Within the scope of this Agreement, the processing carried out by the Processor on behalf of the Controller may also include authentication, administration of customer accounts, management of access rights, logging related to the use of the Services, maintenance, support, backup, restoration, technical supervision and management of integrations selected or activated by the Controller,  to the extent that such operations are necessary for the provision of the Services to the Controller.

The processing carried out by Digital Business Services S.à r.l. for its own purposes, such as commercial management, invoicing, accounting, legal compliance, general security of its systems or the prevention of abuse on its own behalf, does not fall within the scope of this Annex A.

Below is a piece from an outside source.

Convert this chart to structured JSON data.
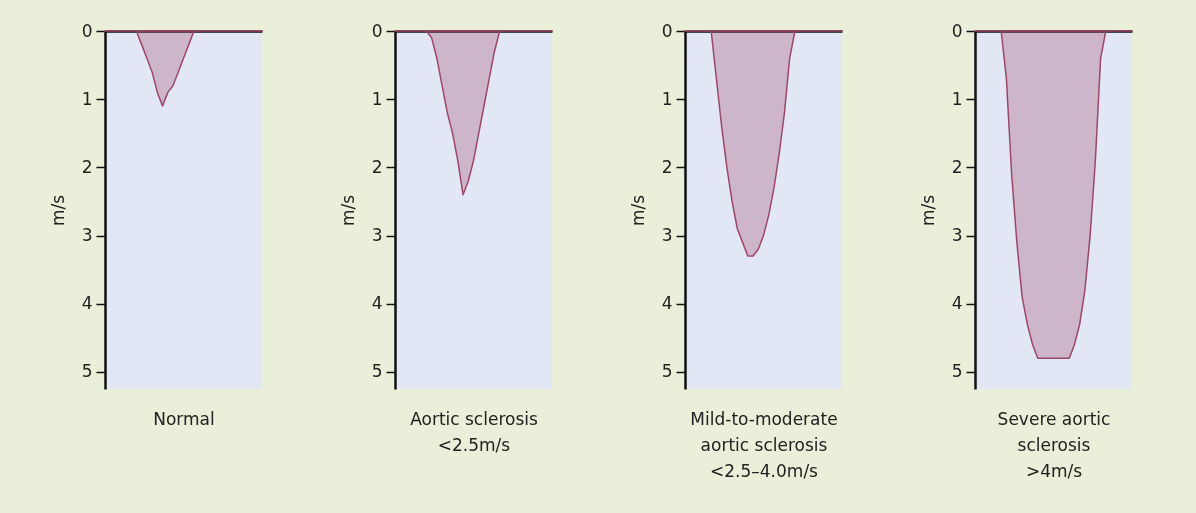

A.2. Categories of data subjects

•  authorized users, administrators and collaborators of the Data Controller;
• data subjects whose data is included by the Controller in prompts, documents, files, instructions, contexts, logs, configurations or content processed through the Services;
• professional contacts, customers, prospects, suppliers, partners, service providers, external collaborators or other third parties whose data is submitted to the Services by the Data Controller;
• persons communicating with the Controller via systems or content integrated into the Services.

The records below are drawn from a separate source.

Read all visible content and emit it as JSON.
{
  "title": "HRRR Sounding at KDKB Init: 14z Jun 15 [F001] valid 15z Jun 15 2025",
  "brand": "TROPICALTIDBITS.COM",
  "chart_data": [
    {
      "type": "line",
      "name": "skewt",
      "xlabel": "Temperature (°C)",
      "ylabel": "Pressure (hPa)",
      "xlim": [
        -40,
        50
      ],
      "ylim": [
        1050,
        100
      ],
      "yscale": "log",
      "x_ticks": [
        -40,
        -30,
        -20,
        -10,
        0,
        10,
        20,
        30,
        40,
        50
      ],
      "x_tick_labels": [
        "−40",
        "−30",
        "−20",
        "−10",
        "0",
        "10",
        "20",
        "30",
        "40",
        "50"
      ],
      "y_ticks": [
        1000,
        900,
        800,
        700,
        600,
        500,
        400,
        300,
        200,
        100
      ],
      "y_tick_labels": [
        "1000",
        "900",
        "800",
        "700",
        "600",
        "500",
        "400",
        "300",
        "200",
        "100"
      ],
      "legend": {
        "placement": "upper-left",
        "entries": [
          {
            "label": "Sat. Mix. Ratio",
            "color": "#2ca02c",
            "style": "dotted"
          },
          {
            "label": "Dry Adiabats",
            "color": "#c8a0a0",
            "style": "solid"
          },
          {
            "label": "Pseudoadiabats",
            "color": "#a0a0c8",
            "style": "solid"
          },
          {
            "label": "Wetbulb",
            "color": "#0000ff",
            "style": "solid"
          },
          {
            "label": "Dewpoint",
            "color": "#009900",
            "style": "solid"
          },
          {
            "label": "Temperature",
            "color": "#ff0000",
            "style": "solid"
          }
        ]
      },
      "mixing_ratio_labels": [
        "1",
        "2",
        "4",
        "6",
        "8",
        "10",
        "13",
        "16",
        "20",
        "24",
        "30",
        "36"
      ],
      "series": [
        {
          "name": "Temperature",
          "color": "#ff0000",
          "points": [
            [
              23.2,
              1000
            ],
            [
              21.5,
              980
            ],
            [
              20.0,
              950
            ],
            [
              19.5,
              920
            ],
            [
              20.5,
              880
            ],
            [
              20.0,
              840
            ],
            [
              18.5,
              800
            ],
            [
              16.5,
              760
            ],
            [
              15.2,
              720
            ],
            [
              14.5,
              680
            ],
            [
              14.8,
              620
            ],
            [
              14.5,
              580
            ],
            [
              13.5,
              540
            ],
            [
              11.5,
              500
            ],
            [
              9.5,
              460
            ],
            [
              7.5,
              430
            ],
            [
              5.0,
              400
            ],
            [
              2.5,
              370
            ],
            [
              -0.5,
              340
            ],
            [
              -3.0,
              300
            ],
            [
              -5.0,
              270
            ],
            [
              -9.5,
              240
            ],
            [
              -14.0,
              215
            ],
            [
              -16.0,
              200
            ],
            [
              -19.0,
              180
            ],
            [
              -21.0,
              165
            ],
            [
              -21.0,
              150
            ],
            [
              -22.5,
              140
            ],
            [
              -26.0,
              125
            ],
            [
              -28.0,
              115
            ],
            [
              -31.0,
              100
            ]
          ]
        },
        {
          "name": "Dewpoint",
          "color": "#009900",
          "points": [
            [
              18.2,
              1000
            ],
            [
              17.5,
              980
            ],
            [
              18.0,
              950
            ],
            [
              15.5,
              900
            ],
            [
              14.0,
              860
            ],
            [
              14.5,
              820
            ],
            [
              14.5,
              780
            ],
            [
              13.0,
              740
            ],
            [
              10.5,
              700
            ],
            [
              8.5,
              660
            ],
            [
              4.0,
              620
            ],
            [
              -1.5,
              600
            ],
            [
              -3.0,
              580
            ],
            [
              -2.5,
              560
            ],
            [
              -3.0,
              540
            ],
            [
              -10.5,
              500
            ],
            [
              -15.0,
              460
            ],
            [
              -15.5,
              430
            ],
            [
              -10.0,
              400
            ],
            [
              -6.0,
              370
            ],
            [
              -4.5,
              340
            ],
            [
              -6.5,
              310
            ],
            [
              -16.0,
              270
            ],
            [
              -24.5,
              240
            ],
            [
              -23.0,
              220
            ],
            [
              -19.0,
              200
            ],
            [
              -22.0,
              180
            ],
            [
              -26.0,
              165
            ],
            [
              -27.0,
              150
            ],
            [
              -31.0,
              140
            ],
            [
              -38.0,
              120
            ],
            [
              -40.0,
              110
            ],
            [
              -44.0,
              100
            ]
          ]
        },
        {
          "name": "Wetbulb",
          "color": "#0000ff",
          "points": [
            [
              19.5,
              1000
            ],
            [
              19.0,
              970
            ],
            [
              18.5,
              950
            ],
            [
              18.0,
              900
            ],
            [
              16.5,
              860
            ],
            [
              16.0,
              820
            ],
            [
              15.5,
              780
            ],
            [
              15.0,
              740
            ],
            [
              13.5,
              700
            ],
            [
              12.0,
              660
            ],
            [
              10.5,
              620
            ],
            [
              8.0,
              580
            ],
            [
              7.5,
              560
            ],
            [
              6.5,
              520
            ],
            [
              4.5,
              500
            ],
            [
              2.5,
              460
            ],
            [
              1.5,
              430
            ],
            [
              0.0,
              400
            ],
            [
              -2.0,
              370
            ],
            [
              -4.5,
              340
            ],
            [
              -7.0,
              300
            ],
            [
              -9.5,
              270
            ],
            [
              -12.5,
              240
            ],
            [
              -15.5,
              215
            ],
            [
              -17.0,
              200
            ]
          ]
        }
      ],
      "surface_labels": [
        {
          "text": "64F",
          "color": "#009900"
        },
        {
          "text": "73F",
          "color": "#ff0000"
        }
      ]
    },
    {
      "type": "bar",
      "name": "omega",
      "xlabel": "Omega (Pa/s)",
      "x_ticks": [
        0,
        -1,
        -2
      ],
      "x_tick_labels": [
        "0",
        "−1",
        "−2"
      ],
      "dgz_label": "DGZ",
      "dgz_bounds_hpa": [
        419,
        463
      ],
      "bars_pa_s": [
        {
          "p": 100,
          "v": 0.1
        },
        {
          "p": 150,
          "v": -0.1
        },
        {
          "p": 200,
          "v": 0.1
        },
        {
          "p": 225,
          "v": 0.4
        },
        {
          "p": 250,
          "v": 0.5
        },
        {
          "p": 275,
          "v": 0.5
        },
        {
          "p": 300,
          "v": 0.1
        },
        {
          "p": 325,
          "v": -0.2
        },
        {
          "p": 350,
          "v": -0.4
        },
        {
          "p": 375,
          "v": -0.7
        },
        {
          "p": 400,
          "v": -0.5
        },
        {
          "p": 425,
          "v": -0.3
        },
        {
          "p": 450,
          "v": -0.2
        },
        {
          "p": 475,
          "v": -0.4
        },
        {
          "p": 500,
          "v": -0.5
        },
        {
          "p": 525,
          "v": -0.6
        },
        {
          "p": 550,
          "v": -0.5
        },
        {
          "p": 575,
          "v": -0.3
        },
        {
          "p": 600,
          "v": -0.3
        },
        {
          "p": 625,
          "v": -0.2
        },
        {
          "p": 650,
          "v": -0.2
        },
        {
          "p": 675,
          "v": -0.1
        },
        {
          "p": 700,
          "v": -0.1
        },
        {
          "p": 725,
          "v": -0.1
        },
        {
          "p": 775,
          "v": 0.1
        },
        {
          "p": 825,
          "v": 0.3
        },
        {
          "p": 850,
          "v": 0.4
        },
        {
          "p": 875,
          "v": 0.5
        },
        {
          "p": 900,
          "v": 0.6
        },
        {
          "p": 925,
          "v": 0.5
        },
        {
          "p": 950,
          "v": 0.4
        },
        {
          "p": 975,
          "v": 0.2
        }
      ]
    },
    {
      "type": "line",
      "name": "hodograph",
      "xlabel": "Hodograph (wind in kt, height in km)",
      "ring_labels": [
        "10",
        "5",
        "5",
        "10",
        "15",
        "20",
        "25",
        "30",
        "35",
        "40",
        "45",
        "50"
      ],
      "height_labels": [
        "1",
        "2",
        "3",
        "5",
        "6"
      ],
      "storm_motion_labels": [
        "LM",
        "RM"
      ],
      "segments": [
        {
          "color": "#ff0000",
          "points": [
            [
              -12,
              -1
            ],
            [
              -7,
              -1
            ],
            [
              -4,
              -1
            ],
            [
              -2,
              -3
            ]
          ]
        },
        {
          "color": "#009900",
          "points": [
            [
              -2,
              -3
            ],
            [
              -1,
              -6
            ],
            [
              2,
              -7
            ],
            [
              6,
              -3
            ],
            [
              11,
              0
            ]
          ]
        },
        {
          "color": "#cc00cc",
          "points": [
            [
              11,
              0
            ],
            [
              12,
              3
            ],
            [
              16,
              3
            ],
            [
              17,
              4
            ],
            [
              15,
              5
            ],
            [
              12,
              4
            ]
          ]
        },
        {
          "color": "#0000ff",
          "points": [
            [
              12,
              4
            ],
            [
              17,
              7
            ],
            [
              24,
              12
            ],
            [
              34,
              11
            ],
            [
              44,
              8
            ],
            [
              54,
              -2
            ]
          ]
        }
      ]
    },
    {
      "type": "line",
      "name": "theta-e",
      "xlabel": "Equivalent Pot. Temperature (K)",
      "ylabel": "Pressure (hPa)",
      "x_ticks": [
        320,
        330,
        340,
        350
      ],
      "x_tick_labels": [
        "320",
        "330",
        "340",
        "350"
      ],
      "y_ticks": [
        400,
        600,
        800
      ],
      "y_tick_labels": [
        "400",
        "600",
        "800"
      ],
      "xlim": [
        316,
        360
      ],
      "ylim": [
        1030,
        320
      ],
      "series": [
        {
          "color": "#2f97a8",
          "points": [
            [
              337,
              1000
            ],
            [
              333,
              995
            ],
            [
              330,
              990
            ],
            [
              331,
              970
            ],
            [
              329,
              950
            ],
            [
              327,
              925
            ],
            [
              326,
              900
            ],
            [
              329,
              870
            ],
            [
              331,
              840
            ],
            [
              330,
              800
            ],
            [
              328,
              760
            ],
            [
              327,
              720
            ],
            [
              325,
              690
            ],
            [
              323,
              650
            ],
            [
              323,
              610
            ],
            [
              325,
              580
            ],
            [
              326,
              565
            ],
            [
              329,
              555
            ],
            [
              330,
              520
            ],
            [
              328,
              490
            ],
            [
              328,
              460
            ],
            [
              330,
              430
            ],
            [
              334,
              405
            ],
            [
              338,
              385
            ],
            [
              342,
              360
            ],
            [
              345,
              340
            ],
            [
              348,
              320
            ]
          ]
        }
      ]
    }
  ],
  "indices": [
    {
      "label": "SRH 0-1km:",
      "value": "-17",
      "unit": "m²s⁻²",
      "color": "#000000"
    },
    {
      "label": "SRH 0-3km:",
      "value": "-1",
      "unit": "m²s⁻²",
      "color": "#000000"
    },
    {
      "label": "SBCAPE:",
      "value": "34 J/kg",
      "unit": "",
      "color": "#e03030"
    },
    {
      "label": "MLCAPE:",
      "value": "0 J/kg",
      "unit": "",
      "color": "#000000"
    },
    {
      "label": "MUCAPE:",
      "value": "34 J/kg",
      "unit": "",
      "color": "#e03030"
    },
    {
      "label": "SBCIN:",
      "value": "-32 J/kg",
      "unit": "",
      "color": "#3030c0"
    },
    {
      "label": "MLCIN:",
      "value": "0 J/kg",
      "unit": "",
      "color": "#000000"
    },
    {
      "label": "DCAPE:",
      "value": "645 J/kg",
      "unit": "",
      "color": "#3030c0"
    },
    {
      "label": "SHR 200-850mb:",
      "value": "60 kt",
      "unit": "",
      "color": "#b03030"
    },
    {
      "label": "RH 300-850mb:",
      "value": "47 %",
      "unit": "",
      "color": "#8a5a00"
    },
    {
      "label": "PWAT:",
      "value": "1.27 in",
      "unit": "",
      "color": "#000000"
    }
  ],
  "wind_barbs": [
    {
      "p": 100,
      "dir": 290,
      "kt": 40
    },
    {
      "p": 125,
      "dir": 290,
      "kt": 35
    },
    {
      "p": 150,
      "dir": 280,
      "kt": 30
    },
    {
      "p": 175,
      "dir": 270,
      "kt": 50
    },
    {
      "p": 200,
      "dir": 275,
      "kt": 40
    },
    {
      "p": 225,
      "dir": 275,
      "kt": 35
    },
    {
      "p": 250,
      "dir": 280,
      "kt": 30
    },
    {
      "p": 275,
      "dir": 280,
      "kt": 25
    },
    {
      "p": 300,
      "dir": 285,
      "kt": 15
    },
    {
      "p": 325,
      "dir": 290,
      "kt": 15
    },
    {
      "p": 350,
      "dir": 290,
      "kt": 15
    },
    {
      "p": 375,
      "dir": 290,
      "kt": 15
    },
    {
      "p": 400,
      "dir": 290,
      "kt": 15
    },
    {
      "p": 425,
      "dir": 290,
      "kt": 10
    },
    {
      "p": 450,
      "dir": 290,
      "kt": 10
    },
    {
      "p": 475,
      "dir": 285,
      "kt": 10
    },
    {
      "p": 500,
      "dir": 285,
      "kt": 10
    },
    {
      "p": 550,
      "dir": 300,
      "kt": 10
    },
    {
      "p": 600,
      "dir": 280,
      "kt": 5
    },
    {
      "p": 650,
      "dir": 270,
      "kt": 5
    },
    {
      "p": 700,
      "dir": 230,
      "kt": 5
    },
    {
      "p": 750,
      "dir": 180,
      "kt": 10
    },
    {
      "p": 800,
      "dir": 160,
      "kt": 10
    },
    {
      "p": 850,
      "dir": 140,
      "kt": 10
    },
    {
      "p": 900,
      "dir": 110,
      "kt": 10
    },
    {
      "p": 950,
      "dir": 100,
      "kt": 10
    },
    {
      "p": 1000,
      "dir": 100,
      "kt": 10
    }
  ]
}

A.3. Categories of personal data

•  identification and contact data, such as surname, first name, business email address, business telephone number, job title, company;
• account and authentication data, such as logins, roles, login logs, access metadata, and related technical information;
• content, prompts, instructions, documents, files, variables, configurations, comments, histories, outputs generated and metadata associated with the use of the Services;
• technical data, such as IP addresses, device identifiers, event logs, session information, and diagnostic data;
• any other data that the Controller chooses to submit to the Services under its sole responsibility.

Unless specifically agreed otherwise and appropriate measures, the Data Controller shall refrain from submitting to the Services special categories of data, criminal data, protected secrets or highly sensitive data that are not necessary for the intended use.

A.4. Processing operations

Processing operations may include collection, recording, organization, structuring, storage, adaptation, consultation, use, transmission, provision, combination, analysis, export, temporary storage, deletion and destruction, to the extent necessary for the provision of the Services.

A.5. Duration of processing

The data is processed for the duration of the contractual relationship relating to the relevant Services and then deleted or returned in accordance with this Agreement, subject to the retention periods required by law, reasonable technical constraints, secure backups and legitimate needs for proof, security or the defense of rights.

Appendix B – Subprocessors

The sub-processors below may be involved, depending on the Services, options, integrations, and technical environments enabled, when processing personal data on behalf of the Controller in connection with the Services covered by this Agreement.

Appendix C – Technical and Organizational Measures (Synthetic Description)

The Processor implements, according to an approach proportionate to the risk, technical and organisational measures including, in particular:

• authorisation management and access control;
• Authentication and account protection;
• logging and traceability of relevant technical events;
• Backup, recovery, and reasonable resiliency of services.
• appropriate network, system and application security measures;
• vulnerability management and security maintenance;
• contractual confidentiality and data protection framework with authorised persons and sub-processors;
• internal procedures for managing incidents and, where applicable, data breaches;
• minimization, access limitation, and logical separation measures where appropriate.

The operational details of certain measures may be communicated separately upon legitimate request, subject to security and confidentiality requirements.